Their water finally runs out, there is a bottle of whiskey "Joe" has, and the three are close to dying of thirst. When the city is discovered, but as "Joe" and "Dita" refresh themselves at a well, obsessed "Paul" has disappeared.


























The two rejoin "Paul" by three skeletons, a woman and two men, and it becomes obvious that "Paul's" father found the woman in the arms of their guide, shot both of them, and then killed himself. The religious zealot "Paul's" faith in his father is no more, takes the bottle of whiskey, and becomes drunk. 




















While, "Paul" wonders around the Roman ruins, "Joe" is able to decipher the clues to the treasure found in "Paul's" father's bible.
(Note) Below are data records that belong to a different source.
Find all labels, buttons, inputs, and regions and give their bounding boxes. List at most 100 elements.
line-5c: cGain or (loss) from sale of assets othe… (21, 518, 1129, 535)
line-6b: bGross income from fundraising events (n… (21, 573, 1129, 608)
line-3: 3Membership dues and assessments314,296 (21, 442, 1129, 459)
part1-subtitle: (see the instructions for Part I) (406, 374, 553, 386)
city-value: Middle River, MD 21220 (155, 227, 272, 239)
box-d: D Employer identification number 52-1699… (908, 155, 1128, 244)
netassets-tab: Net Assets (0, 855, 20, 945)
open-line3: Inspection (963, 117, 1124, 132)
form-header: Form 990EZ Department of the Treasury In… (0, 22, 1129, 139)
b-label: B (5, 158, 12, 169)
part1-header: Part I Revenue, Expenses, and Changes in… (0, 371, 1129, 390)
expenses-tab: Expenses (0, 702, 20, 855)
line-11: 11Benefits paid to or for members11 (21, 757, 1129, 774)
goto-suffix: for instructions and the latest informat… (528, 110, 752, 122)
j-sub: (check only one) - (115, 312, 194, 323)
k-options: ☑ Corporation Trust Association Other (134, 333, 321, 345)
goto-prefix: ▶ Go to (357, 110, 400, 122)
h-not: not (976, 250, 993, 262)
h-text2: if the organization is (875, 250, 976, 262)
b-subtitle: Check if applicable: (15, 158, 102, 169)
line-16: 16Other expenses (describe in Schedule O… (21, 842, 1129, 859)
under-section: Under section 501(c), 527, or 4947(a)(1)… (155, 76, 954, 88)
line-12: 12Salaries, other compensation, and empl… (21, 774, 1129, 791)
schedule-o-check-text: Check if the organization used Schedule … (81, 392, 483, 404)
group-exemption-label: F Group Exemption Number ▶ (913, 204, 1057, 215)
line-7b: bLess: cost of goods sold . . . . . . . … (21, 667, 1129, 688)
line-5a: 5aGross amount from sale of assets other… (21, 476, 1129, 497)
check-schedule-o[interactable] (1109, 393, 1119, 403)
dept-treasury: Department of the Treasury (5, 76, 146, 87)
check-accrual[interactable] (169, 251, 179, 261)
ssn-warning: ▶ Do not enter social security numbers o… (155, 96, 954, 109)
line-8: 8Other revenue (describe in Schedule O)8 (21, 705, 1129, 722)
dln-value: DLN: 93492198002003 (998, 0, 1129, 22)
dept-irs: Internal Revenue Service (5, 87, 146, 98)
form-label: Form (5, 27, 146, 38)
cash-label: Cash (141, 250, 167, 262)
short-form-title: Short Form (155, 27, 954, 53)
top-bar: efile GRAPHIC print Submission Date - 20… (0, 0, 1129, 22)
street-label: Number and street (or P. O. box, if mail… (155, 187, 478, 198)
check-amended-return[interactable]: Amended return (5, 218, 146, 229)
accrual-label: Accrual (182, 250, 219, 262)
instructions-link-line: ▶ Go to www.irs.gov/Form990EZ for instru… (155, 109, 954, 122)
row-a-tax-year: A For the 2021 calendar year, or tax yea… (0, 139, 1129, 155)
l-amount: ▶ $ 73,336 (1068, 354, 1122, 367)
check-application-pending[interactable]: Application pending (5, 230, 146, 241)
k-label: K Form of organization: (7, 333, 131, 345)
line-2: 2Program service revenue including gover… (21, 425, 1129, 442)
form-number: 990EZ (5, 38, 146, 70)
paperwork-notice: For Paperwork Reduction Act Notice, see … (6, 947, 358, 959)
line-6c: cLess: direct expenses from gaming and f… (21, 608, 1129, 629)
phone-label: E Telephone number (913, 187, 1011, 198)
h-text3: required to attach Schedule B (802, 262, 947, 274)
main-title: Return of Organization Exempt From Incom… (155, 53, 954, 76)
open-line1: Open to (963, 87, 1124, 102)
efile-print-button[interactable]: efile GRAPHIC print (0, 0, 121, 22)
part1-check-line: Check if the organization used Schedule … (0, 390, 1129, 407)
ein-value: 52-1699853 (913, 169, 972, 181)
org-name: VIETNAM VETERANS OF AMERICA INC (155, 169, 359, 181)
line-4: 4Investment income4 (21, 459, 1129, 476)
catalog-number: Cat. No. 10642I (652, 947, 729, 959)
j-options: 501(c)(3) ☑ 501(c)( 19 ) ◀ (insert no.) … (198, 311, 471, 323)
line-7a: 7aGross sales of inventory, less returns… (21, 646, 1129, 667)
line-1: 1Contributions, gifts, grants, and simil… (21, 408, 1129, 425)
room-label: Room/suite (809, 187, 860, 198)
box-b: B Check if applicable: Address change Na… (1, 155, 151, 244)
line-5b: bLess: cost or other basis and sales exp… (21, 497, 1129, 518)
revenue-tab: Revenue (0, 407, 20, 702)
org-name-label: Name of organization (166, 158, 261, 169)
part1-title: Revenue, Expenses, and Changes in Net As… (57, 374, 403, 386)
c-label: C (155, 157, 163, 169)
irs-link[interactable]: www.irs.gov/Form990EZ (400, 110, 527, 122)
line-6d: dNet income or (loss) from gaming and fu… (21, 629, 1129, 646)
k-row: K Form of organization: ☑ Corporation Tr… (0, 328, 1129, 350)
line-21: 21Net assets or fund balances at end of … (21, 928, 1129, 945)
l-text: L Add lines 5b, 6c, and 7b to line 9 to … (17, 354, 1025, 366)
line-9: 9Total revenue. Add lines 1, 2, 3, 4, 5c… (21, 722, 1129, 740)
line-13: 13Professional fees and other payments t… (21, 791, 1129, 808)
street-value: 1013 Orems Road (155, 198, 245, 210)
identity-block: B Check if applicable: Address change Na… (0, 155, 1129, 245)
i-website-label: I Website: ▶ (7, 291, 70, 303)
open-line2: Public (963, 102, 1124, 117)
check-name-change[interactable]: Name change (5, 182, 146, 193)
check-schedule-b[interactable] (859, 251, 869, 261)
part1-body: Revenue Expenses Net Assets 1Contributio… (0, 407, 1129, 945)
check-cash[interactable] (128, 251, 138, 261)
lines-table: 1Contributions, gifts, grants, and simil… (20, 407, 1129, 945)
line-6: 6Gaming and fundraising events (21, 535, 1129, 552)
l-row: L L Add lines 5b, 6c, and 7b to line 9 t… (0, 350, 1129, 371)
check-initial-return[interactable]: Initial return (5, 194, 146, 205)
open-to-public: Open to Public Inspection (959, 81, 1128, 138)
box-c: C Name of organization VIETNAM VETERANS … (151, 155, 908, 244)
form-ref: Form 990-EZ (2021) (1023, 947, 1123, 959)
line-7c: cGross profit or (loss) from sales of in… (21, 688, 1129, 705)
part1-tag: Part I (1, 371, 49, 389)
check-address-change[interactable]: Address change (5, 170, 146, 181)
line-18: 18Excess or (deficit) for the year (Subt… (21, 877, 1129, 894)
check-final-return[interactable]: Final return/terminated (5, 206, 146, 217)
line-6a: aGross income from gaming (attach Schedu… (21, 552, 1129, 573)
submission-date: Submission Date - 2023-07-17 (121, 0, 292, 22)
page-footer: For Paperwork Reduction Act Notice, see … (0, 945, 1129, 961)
The three now locate the treasure and load it on their pack animals, preparing to leave the following morning. "Paul" attempts to seduce "Dita", she rejects him, and a fight between "Paul" and "Joe" follows, ending with "Paul" going to another part of the ruins for the night.




















When, "Joe January" and "Dita" wake-up the next morning, "Paul Bonnard" has left during the night, taking the treasure, their supplies, and their animals.

"Joe" and "Dita", on foot, go after "Paul" and find him unconscious from dehydration. "Joe' and "Dita" now dig for water, after noticing the spot the pack animals are digging at , but "Paul" regains consciousness, sees them, buries the treasure, attacks "Joe" from behind with a knife, but "Dita" shoots and kills him. Near death, "Joe" and "Dita" see an Arab caravan and will be rescued.


There's a slight problem with locations in the plot:

The supposed lost city of "Timgad" was an actual Roman City, located in the Aures Mountains of the Atlas Mountain System of Algeria and northwestern Tunisia, in North Africa. 



 























"Timbuktu" is located in the Republic of Mali, at the time of filming, still under French occupation, 12 miles north of the Niger River, on the southern edge of the Sahara. As the following map indicates, according to this screenplay, "Joe January", "Dita", and "Paul Bonnard" would have traveled across all of Algeria into the mountains at the border of Tunisia to reach "Timgad", but who cares for reality in a "Hollywood" movie?



























On March 12, 1958, in New York City, the first motion picture in Sophia Loren's five picture contract with "Paramount Pictures" opened. "Desire Under the Elms", was based upon a play by playwright Eugene O'Neil, from a screenplay by author Irwin Shaw. First billing went to Sophia Loren, and her co-stars were, Anthony Perkins and Burl Ives.